The A64(M), together with the A58(M), form a ring road around city centre of Leeds. It was built as an extension from the existing ring road, to relieve Leeds from severe traffic congestion. The motorway section of the ring road forms a semicircle around the north of the city centre. It is classified as a motorway to prohibit certain types of traffic and pedestrians but is not designed to modern motorway standards: it has no hard shoulders and many exits are unsuitable for a true motorway, including a right-side (fast lane) slip road exit. Most of it runs in a concrete-walled cutting, but it goes into a tunnel under the Leeds General Infirmary. The motorway cuts through inner-city neighbourhoods such as Woodhouse, Sheepscar, and Buslingthorpe, forming an important link in the road network by allowing traffic from the A65, A660, A58, A61 and A64 to bypass the city centre completely.

===Junction list===

A64(M) Motorway
| Westbound exits | Junction | Eastbound exits |
| Road continues as around Leeds | | Wetherby Harrogate Sheepscar, Meanwood |
| Skipton City Centre, University, Multi Storey Car Park, Infirmary | | No exit |
| City Centre Harrogate Wetherby | | City Centre Loop Harrogate Wetherby Moortown, Roundhay, Chapeltown, Quarry Hill |
| Start of Motorway | | City Centre , St James's Hospital, Bus and coach stations, Burmantofts, Harehills |
| Quarry Hill Non Motorway Traffic | | Road continues as towards Seacroft The NORTH York Selby ' |

==Proposed improvements==

The Roads for Prosperity white paper, published by the Department for Transport in 1989, included proposals to upgrade the section between the north-eastern end of the York bypass at Hopgrove and the start of the Malton bypass to dual carriageway. This would have run on the existing road alignment. Shortly after, the Department for Transport published proposals to build a new road between the eastern end of the Malton bypass and the then recently completed Seamer bypass. The plan was for the new road to run parallel to the York to Scarborough railway and would have been to the north of the existing road. Most of the road would have been built as a dual carriageway, apart from the most easterly section. The existing route would have become a local access road. Detailed work was undertaken in the early 1990s but both proposals were shelved in the late 1990s and have not been subsequently reinvestigated.

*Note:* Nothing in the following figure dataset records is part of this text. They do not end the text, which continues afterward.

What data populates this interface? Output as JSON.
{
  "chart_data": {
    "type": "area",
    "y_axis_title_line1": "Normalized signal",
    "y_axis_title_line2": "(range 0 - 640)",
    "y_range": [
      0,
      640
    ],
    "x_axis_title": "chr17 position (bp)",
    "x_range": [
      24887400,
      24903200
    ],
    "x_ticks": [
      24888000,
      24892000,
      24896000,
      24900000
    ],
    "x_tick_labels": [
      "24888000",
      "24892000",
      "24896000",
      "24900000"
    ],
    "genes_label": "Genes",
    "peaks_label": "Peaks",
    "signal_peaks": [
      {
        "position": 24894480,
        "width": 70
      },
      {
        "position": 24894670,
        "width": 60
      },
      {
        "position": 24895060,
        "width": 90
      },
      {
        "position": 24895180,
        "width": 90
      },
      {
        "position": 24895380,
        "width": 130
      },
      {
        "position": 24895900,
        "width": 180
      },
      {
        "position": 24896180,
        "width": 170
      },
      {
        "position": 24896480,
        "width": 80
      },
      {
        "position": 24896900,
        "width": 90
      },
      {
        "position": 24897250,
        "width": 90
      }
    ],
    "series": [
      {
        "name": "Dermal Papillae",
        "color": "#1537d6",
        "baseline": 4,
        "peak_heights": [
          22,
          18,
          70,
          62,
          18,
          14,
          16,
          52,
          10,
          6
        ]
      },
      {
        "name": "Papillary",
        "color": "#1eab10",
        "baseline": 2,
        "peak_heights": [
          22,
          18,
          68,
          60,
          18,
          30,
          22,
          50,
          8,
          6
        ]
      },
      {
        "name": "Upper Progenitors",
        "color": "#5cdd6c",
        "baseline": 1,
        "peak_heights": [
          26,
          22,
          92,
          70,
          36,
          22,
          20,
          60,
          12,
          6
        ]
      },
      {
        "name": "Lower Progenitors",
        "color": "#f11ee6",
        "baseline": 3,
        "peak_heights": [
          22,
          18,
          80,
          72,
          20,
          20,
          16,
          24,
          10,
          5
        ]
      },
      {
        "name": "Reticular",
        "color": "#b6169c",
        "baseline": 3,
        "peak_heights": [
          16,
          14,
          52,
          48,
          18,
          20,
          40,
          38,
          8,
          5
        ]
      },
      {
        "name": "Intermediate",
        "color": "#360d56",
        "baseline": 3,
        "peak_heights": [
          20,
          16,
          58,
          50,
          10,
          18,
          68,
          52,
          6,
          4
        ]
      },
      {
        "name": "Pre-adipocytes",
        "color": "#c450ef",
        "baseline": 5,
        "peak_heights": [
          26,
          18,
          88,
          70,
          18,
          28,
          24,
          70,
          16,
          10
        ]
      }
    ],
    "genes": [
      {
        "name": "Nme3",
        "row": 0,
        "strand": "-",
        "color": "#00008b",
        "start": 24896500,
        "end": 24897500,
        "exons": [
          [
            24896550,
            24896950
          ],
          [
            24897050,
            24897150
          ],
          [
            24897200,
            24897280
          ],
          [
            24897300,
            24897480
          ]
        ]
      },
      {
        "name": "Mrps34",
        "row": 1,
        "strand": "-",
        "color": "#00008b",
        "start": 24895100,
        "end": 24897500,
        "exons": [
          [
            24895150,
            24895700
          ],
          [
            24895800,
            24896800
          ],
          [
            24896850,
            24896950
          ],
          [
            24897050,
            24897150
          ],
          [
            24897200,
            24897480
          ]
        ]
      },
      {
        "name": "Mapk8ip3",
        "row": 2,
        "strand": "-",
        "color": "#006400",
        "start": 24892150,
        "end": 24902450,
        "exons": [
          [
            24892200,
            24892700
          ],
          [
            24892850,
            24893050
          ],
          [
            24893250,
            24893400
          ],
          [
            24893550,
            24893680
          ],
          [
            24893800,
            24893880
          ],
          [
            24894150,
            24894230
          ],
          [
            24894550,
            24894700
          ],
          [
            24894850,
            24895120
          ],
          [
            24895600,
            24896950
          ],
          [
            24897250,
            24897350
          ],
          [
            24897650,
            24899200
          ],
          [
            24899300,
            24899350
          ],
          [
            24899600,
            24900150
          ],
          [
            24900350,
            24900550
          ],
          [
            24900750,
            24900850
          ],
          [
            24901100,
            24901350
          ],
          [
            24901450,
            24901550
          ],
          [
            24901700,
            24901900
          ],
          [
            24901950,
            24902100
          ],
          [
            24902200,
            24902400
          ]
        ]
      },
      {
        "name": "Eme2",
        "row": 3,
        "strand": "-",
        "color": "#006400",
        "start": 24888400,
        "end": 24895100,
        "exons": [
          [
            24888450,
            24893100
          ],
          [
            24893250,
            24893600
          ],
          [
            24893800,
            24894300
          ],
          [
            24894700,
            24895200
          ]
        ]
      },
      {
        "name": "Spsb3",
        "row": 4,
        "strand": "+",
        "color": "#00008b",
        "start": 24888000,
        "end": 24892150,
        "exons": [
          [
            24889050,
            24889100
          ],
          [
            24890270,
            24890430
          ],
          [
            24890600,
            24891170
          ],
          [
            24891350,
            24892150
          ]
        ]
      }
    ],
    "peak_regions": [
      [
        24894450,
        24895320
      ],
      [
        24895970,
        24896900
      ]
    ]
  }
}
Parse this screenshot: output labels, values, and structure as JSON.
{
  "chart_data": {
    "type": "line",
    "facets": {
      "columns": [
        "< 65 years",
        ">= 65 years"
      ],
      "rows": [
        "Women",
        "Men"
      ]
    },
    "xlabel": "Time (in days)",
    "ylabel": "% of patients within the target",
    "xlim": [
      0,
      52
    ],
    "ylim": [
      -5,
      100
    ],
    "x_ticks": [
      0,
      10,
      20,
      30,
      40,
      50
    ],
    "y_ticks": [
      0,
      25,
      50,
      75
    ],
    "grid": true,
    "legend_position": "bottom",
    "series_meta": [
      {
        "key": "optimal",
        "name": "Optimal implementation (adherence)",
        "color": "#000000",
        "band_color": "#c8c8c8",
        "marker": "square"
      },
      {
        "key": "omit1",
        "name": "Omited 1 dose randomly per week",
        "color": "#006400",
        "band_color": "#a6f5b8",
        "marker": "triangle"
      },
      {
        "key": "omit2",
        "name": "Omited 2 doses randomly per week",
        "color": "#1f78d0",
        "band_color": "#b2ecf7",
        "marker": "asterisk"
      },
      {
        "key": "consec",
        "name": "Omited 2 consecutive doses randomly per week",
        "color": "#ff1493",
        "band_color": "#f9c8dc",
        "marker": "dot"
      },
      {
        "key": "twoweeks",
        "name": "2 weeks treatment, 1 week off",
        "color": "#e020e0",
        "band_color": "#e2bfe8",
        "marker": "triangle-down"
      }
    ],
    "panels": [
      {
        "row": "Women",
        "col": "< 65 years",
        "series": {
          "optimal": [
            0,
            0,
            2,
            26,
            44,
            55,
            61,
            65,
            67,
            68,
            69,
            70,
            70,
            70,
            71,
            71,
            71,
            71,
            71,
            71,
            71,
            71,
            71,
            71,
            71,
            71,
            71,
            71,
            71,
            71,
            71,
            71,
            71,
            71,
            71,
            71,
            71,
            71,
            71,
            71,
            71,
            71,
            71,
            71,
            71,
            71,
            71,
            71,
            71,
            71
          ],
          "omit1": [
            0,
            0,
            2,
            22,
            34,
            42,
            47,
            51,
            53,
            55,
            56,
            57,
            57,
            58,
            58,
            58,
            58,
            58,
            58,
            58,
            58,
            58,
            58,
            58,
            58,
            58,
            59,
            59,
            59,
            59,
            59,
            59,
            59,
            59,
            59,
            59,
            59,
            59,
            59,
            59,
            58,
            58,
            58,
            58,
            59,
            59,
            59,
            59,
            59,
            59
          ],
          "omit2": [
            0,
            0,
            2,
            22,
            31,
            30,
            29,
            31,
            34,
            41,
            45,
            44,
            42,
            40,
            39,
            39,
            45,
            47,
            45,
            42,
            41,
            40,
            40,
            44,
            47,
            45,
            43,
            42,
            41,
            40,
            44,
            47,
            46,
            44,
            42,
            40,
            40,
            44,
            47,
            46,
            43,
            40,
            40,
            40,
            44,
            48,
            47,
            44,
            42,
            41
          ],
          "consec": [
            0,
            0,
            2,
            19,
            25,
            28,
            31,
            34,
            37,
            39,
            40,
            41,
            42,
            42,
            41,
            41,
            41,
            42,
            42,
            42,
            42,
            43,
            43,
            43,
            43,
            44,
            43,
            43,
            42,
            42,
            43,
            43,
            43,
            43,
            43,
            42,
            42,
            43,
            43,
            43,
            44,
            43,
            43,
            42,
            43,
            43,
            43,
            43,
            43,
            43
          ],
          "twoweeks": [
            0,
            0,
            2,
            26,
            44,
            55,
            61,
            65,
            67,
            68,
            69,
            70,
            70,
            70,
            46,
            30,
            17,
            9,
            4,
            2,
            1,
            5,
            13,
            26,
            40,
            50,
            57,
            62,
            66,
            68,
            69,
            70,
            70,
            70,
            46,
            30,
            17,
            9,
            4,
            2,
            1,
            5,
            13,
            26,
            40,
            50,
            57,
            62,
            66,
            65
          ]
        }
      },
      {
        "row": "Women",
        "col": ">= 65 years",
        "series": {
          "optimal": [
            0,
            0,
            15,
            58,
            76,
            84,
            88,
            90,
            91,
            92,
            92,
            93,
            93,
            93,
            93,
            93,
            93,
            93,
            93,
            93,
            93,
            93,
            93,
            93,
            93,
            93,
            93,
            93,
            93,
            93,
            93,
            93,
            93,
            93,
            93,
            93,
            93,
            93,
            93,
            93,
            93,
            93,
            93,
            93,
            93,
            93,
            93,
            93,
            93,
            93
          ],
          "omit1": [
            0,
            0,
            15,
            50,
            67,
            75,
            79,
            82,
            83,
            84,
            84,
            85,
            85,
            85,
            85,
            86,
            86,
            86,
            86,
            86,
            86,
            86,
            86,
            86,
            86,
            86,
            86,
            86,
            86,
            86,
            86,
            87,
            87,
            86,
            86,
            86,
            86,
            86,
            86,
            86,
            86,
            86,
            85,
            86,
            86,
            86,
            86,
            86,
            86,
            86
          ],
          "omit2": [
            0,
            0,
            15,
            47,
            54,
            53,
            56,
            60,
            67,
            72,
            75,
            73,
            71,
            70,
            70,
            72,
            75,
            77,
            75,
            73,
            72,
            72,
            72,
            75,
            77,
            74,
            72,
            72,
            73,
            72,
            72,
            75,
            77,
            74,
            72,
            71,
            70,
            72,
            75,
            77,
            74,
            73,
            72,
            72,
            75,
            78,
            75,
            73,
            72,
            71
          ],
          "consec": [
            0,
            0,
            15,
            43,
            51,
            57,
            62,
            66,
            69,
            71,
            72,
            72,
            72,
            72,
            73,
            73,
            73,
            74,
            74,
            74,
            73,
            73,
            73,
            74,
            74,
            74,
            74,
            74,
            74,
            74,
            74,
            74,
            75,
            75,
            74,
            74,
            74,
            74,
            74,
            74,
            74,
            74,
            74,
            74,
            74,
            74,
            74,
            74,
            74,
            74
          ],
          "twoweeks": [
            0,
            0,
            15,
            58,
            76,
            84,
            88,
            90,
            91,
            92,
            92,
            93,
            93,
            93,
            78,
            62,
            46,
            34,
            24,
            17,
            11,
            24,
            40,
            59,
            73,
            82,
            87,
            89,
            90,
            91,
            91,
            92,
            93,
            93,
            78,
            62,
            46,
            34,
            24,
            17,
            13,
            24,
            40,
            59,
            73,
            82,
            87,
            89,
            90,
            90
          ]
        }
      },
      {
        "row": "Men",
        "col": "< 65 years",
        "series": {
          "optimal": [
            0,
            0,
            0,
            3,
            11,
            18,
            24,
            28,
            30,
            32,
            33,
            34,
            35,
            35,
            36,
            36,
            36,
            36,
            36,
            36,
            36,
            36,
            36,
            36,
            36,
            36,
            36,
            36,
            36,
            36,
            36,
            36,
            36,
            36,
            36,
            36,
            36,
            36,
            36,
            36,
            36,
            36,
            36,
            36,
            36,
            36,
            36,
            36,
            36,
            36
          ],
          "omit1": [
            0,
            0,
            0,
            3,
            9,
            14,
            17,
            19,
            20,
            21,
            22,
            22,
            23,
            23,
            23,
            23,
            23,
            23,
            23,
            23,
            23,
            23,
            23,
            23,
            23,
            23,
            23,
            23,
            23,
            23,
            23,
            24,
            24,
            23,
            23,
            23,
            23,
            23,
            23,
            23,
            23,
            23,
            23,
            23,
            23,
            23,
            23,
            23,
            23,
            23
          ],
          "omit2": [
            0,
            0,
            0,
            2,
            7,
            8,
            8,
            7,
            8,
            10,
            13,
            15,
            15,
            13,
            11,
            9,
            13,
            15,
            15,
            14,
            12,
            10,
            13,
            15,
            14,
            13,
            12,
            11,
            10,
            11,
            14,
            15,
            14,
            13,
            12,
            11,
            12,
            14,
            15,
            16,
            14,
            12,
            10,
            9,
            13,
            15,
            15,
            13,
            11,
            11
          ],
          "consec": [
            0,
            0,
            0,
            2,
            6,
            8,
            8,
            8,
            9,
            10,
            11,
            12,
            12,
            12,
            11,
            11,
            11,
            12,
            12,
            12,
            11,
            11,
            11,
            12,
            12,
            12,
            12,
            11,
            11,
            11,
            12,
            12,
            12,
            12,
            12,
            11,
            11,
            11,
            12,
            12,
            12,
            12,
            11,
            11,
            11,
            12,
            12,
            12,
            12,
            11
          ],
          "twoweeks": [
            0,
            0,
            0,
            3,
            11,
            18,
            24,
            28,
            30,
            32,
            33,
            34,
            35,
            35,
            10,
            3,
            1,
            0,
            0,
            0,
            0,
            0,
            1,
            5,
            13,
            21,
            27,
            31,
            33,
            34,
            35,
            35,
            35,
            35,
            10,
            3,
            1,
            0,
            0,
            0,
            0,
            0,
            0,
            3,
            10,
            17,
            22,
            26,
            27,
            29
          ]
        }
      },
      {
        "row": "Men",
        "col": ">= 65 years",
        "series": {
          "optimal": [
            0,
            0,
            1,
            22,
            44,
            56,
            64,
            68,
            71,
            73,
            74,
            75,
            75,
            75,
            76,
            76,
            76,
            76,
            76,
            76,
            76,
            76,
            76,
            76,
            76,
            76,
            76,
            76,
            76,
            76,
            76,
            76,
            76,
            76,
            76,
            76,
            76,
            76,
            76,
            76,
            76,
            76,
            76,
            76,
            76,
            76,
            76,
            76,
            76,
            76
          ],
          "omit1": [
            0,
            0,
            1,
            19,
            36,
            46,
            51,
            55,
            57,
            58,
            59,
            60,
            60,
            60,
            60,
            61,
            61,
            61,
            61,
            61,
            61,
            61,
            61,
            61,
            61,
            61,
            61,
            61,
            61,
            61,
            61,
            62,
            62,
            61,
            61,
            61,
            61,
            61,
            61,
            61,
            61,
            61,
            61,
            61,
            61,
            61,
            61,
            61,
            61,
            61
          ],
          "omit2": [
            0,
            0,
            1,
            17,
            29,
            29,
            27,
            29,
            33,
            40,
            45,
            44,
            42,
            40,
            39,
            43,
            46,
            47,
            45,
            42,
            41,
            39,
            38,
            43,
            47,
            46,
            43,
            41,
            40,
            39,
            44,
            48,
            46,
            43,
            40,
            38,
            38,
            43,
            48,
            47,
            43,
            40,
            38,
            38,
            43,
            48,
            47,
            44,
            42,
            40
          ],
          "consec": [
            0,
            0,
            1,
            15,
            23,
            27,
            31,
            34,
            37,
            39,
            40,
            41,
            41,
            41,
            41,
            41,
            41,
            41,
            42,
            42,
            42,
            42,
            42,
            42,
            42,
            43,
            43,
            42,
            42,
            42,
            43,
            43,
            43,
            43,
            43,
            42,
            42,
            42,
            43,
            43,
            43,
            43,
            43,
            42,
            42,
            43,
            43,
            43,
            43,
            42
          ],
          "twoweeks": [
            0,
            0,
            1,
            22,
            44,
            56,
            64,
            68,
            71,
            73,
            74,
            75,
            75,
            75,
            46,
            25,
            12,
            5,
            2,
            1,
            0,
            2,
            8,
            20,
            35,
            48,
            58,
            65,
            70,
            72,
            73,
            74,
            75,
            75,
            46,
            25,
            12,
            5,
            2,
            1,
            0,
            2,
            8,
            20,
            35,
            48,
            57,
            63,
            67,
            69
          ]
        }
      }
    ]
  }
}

In 2021, National Highways produced three options regarding dualling the single carriageway section between Hopgrove and Barton Le Willows.

== Incidents ==
On 7 June 1992, Special Police Constable Glenn Goodman, was shot by the IRA near to Tadcaster on the A64. PC Goodman and his partner had stopped the car that the IRA men were travelling in as a routine stop and search inquiry. When they became suspicious and radioed for back up, the occupants of the detained car opened fire. PC Goodman was seriously injured and died later in hospital; his partner, PC Sandy Kelly was seriously injured but later recovered. Both police officers were not armed at the time of the incident. The IRA gunmen including Paul Magee who shot the two PC's escaped and after a manhunt were later imprisoned and then released under the Good Friday Agreement.

A memorial to PC Goodman was erected near to where he fell at the junction of Station Road and Wetherby Road in Tadcaster.

On the morning of 22 December 2014, ex-professional footballer Clarke Carlisle was hit by a lorry on the A64 near Bishopthorpe, North Yorkshire, and was airlifted to Leeds General Infirmary having suffered cuts, bruises, internal bleeding, a broken rib and a shattered left knee. He had surgery soon after and his wife reported that he was "very poorly" but "alive and stable". In February 2015, after leaving hospital, Carlisle said that he had been trying to kill himself when he was hit by the lorry in December 2014.